The time period here is close to the one in the US graphs above, but it aggregates primary and secondary school stats together. I could not find any stats on staffing level changes in Canada.
Canada has a variety of provincial testing regimes for its students, but what I found readily available were results on the PISA scores in Canada. PISA is the Program for International Student Assessment (PISA), a triennial survey run by the Organization for Economic Cooperation and Development (OECD) that assesses 15-year-olds’ abilities in reading, mathematics, and science. Thus, it is given to secondary students every three years in most countries. I don’t know what percentage of students in every country take it, but get the impression that it is high. It has the advantage of making Canada US comparisons easy, and the last round of PISA test was done in 2022.
I found the following:
Average mathematics scores have dropped consistently in Canada, from an average of 532 in 2003 to an average of 497 in 2022.
PISA reading scores in Canada went from 520 in 2018 to 507 in 2022, just four years.
PISA science scores in Canada went from 528 in 2015 to 515 in 2022
The Canadian average scores in 2022 in Math and Science were notably better than for the US, the reading scores in the two countries were almost the same. It is worth mentioning that Canada’s average score over the three areas was the eighth highest of all countries in 2022, while the US’s average ranked it eighteenth.
So my take, based on this admittedly non-optimal data, is that the situation in the two countries is similar, but rather more stark in the US than in Canada. Neither country’s educational systems are performing well in producing student outcomes from the resources they use in the sense that outcomes have been getting worse while spending and staffing have increased.

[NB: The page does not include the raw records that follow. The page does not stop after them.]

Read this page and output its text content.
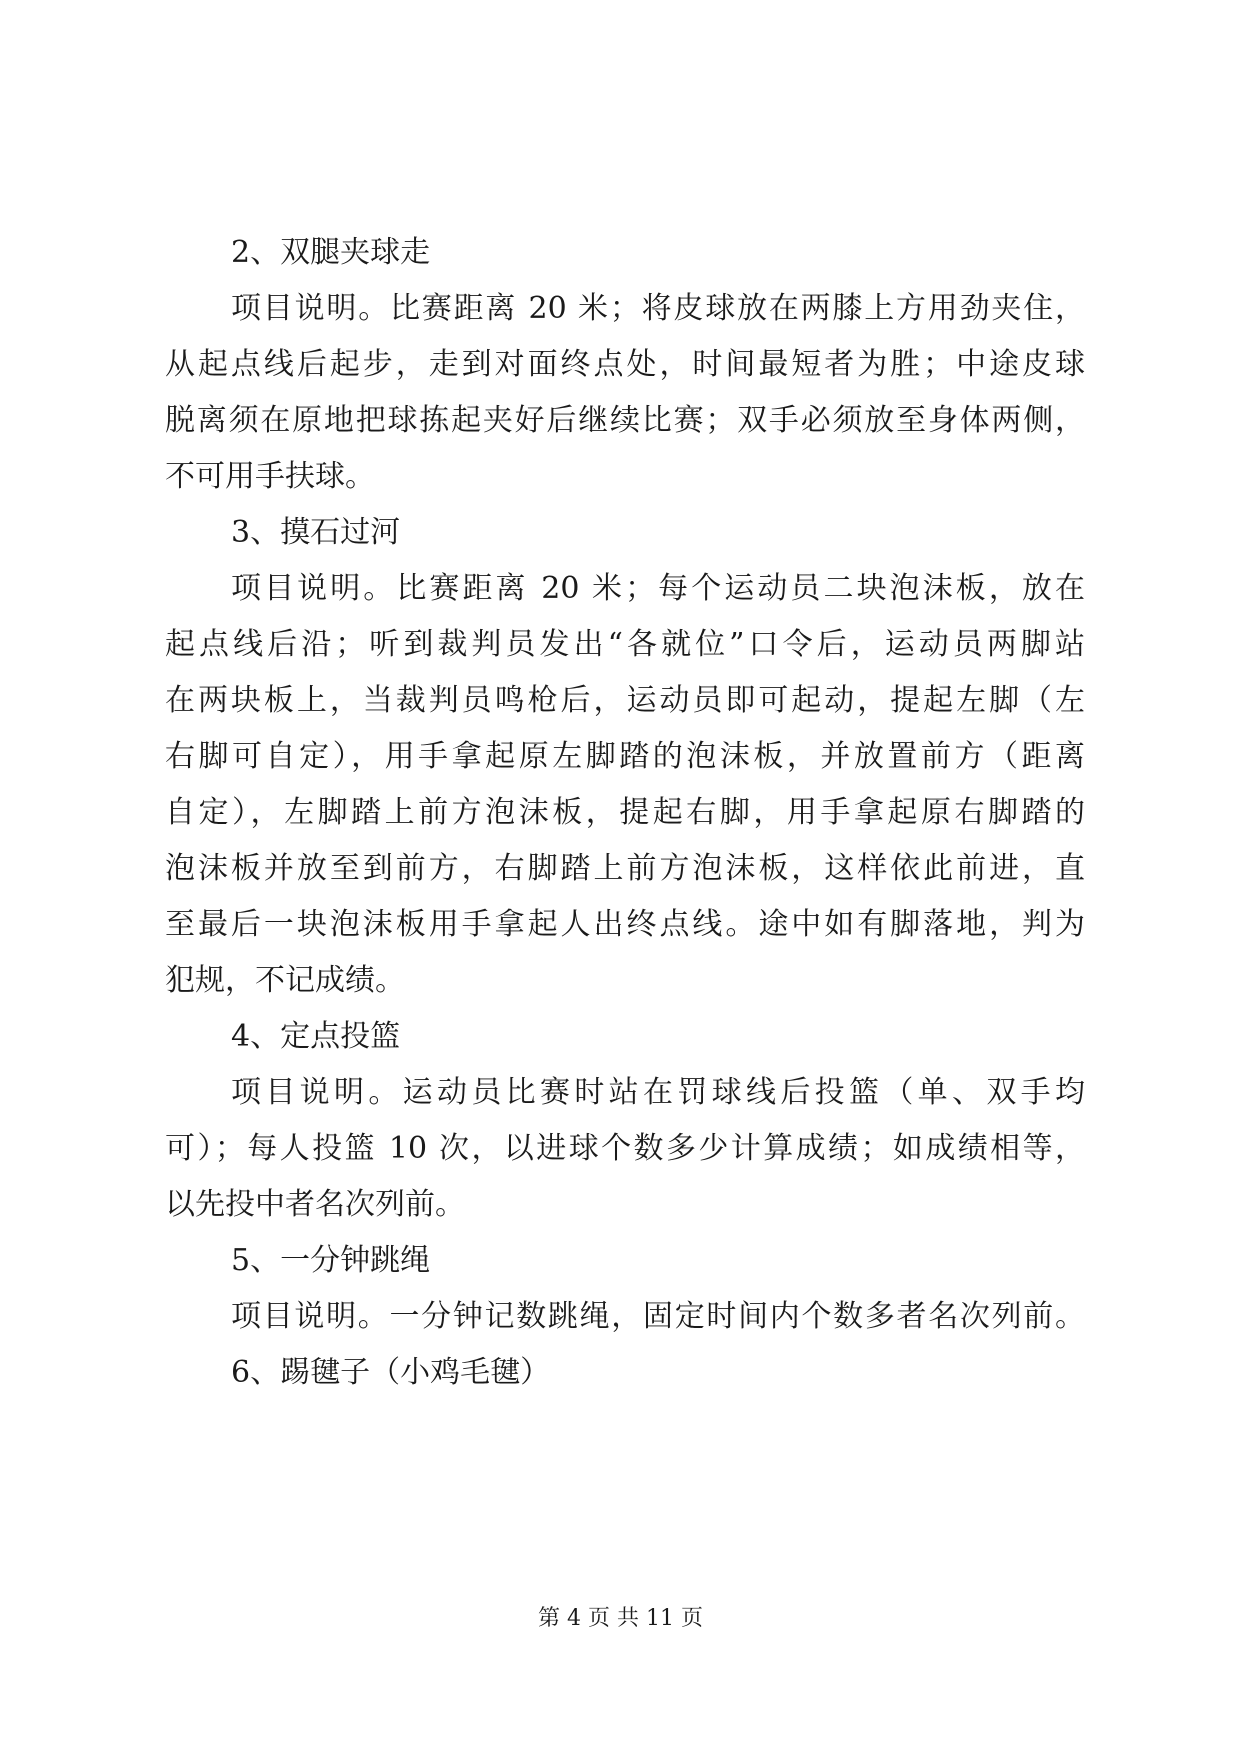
2、双腿夹球走
项目说明。比赛距离 20 米；将皮球放在两膝上方用劲夹住，
从起点线后起步，走到对面终点处，时间最短者为胜；中途皮球
脱离须在原地把球拣起夹好后继续比赛；双手必须放至身体两侧，
不可用手扶球。
3、摸石过河
项目说明。比赛距离 20 米；每个运动员二块泡沫板，放在
起点线后沿；听到裁判员发出“各就位”口令后，运动员两脚站
在两块板上，当裁判员鸣枪后，运动员即可起动，提起左脚（左
右脚可自定），用手拿起原左脚踏的泡沫板，并放置前方（距离
自定），左脚踏上前方泡沫板，提起右脚，用手拿起原右脚踏的
泡沫板并放至到前方，右脚踏上前方泡沫板，这样依此前进，直
至最后一块泡沫板用手拿起人出终点线。途中如有脚落地，判为
犯规，不记成绩。
4、定点投篮
项目说明。运动员比赛时站在罚球线后投篮（单、双手均
可）；每人投篮 10 次，以进球个数多少计算成绩；如成绩相等，
以先投中者名次列前。
5、一分钟跳绳
项目说明。一分钟记数跳绳，固定时间内个数多者名次列前。
6、踢毽子（小鸡毛毽）
第 4 页 共 11 页
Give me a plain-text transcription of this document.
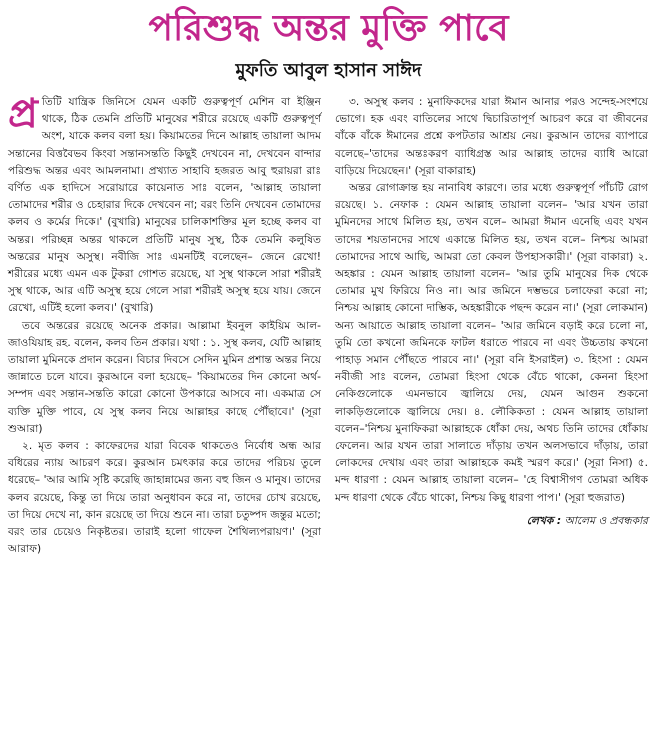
পরিশুদ্ধ অন্তর মুক্তি পাবে
মুফতি আবুল হাসান সাঈদ

প্র তিটি যান্ত্রিক জিনিসে যেমন একটি গুরুত্বপূর্ণ মেশিন বা ইঞ্জিন থাকে, ঠিক তেমনি প্রতিটি মানুষের শরীরে রয়েছে একটি গুরুত্বপূর্ণ অংশ, যাকে কলব বলা হয়। কিয়ামতের দিনে আল্লাহ তায়ালা আদম সন্তানের বিত্তবৈভব কিংবা সন্তানসন্ততি কিছুই দেখবেন না, দেখবেন বান্দার পরিশুদ্ধ অন্তর এবং আমলনামা। প্রখ্যাত সাহাবি হজরত আবু হুরায়রা রাঃ বর্ণিত এক হাদিসে সরোয়ারে কায়েনাত সাঃ বলেন, 'আল্লাহ তায়ালা তোমাদের শরীর ও চেহারার দিকে দেখবেন না; বরং তিনি দেখবেন তোমাদের কলব ও কর্মের দিকে।' (বুখারি) মানুষের চালিকাশক্তির মূল হচ্ছে কলব বা অন্তর। পরিচ্ছন্ন অন্তর থাকলে প্রতিটি মানুষ সুস্থ, ঠিক তেমনি কলুষিত অন্তরের মানুষ অসুস্থ। নবীজি সাঃ এমনটিই বলেছেন– জেনে রেখো! শরীরের মধ্যে এমন এক টুকরা গোশত রয়েছে, যা সুস্থ থাকলে সারা শরীরই সুস্থ থাকে, আর এটি অসুস্থ হয়ে গেলে সারা শরীরই অসুস্থ হয়ে যায়। জেনে রেখো, এটিই হলো কলব।' (বুখারি)

তবে অন্তরের রয়েছে অনেক প্রকার। আল্লামা ইবনুল কাইয়িম আল-জাওযিয়াহ রহ. বলেন, কলব তিন প্রকার। যথা : ১. সুস্থ কলব, যেটি আল্লাহ তায়ালা মুমিনকে প্রদান করেন। বিচার দিবসে সেদিন মুমিন প্রশান্ত অন্তর নিয়ে জান্নাতে চলে যাবে। কুরআনে বলা হয়েছে– 'কিয়ামতের দিন কোনো অর্থ-সম্পদ এবং সন্তান-সন্ততি কারো কোনো উপকারে আসবে না। একমাত্র সে ব্যক্তি মুক্তি পাবে, যে সুস্থ কলব নিয়ে আল্লাহর কাছে পৌঁছাবে।' (সূরা শুআরা)

২. মৃত কলব : কাফেরদের যারা বিবেক থাকতেও নির্বোধ অন্ধ আর বধিরের ন্যায় আচরণ করে। কুরআন চমৎকার করে তাদের পরিচয় তুলে ধরেছে– 'আর আমি সৃষ্টি করেছি জাহান্নামের জন্য বহু জিন ও মানুষ। তাদের কলব রয়েছে, কিন্তু তা দিয়ে তারা অনুধাবন করে না, তাদের চোখ রয়েছে, তা দিয়ে দেখে না, কান রয়েছে তা দিয়ে শুনে না। তারা চতুষ্পদ জন্তুর মতো; বরং তার চেয়েও নিকৃষ্টতর। তারাই হলো গাফেল শৈথিল্যপরায়ণ।' (সূরা আরাফ)

৩. অসুস্থ কলব : মুনাফিকদের যারা ঈমান আনার পরও সন্দেহ-সংশয়ে ভোগে। হক এবং বাতিলের সাথে দ্বিচারিতাপূর্ণ আচরণ করে বা জীবনের বাঁকে বাঁকে ঈমানের প্রশ্নে কপটতার আশ্রয় নেয়। কুরআন তাদের ব্যাপারে বলেছে–'তাদের অন্তঃকরণ ব্যাধিগ্রস্ত আর আল্লাহ তাদের ব্যাধি আরো বাড়িয়ে দিয়েছেন।' (সূরা বাকারাহ)

অন্তর রোগাক্রান্ত হয় নানাবিধ কারণে। তার মধ্যে গুরুত্বপূর্ণ পাঁচটি রোগ রয়েছে। ১. নেফাক : যেমন আল্লাহ তায়ালা বলেন– 'আর যখন তারা মুমিনদের সাথে মিলিত হয়, তখন বলে– আমরা ঈমান এনেছি এবং যখন তাদের শয়তানদের সাথে একান্তে মিলিত হয়, তখন বলে– নিশ্চয় আমরা তোমাদের সাথে আছি, আমরা তো কেবল উপহাসকারী।' (সূরা বাকারা) ২. অহঙ্কার : যেমন আল্লাহ তায়ালা বলেন– 'আর তুমি মানুষের দিক থেকে তোমার মুখ ফিরিয়ে নিও না। আর জমিনে দম্ভভরে চলাফেরা করো না; নিশ্চয় আল্লাহ কোনো দাম্ভিক, অহঙ্কারীকে পছন্দ করেন না।' (সূরা লোকমান) অন্য আয়াতে আল্লাহ তায়ালা বলেন– 'আর জমিনে বড়াই করে চলো না, তুমি তো কখনো জমিনকে ফাটল ধরাতে পারবে না এবং উচ্চতায় কখনো পাহাড় সমান পৌঁছতে পারবে না।' (সূরা বনি ইসরাইল) ৩. হিংসা : যেমন নবীজী সাঃ বলেন, তোমরা হিংসা থেকে বেঁচে থাকো, কেননা হিংসা নেকিগুলোকে এমনভাবে জ্বালিয়ে দেয়, যেমন আগুন শুকনো লাকড়িগুলোকে জ্বালিয়ে দেয়। ৪. লৌকিকতা : যেমন আল্লাহ তায়ালা বলেন–'নিশ্চয় মুনাফিকরা আল্লাহকে ধোঁকা দেয়, অথচ তিনি তাদের ধোঁকায় ফেলেন। আর যখন তারা সালাতে দাঁড়ায় তখন অলসভাবে দাঁড়ায়, তারা লোকদের দেখায় এবং তারা আল্লাহকে কমই স্মরণ করে।' (সূরা নিসা) ৫. মন্দ ধারণা : যেমন আল্লাহ তায়ালা বলেন– 'হে বিশ্বাসীগণ তোমরা অধিক মন্দ ধারণা থেকে বেঁচে থাকো, নিশ্চয় কিছু ধারণা পাপ।' (সূরা হুজরাত)

লেখক : আলেম ও প্রবন্ধকার
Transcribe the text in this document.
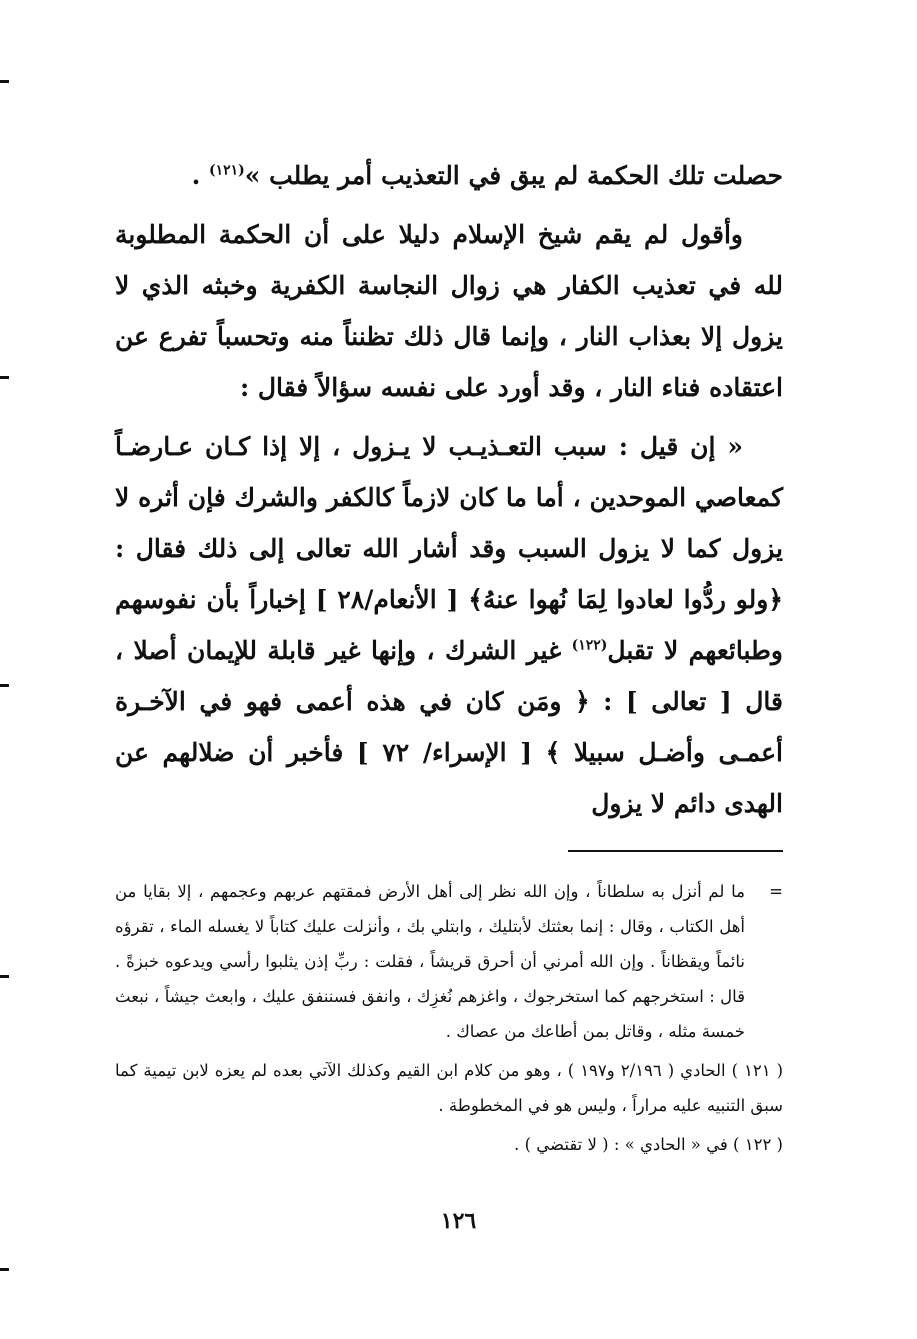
حصلت تلك الحكمة لم يبق في التعذيب أمر يطلب »$^{(١٢١)}$ .

وأقول لم يقم شيخ الإسلام دليلا على أن الحكمة المطلوبة لله في تعذيب الكفار هي زوال النجاسة الكفرية وخبثه الذي لا يزول إلا بعذاب النار ، وإنما قال ذلك تظنناً منه وتحسباً تفرع عن اعتقاده فناء النار ، وقد أورد على نفسه سؤالاً فقال :

« إن قيل : سبب التعـذيـب لا يـزول ، إلا إذا كـان عـارضـاً كمعاصي الموحدين ، أما ما كان لازماً كالكفر والشرك فإن أثره لا يزول كما لا يزول السبب وقد أشار الله تعالى إلى ذلك فقال : ﴿ولو ردُّوا لعادوا لِمَا نُهوا عنهُ﴾ [ الأنعام/٢٨ ] إخباراً بأن نفوسهم وطبائعهم لا تقبل$^{(١٢٢)}$ غير الشرك ، وإنها غير قابلة للإيمان أصلا ، قال [ تعالى ] : ﴿ ومَن كان في هذه أعمى فهو في الآخـرة أعمـى وأضـل سبيلا ﴾ [ الإسراء/ ٧٢ ] فأخبر أن ضلالهم عن الهدى دائم لا يزول

=
ما لم أنزل به سلطاناً ، وإن الله نظر إلى أهل الأرض فمقتهم عربهم وعجمهم ، إلا بقايا من أهل الكتاب ، وقال : إنما بعثتك لأبتليك ، وابتلي بك ، وأنزلت عليك كتاباً لا يغسله الماء ، تقرؤه نائماً ويقظاناً . وإن الله أمرني أن أحرق قريشاً ، فقلت : ربِّ إذن يثلبوا رأسي ويدعوه خبزةً . قال : استخرجهم كما استخرجوك ، واغزهم نُغزِك ، وانفق فسننفق عليك ، وابعث جيشاً ، نبعث خمسة مثله ، وقاتل بمن أطاعك من عصاك .

( ١٢١ ) الحادي ( ٢/١٩٦ و١٩٧ ) ، وهو من كلام ابن القيم وكذلك الآتي بعده لم يعزه لابن تيمية كما سبق التنبيه عليه مراراً ، وليس هو في المخطوطة .

( ١٢٢ ) في « الحادي » : ( لا تقتضي ) .

١٢٦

No doubt some of the declines in achievement can be attributed to school lockdowns during the Covid era, but they started before that, so that is not the entire story.
None of this points clearly at what to do about any of this, the data is too aggregate for that. However, if more is being spent per student to hire more personnel per student, and outcomes are getting worse, I don’t see any way to avoid the implication that the increased spending and personnel are being badly deployed.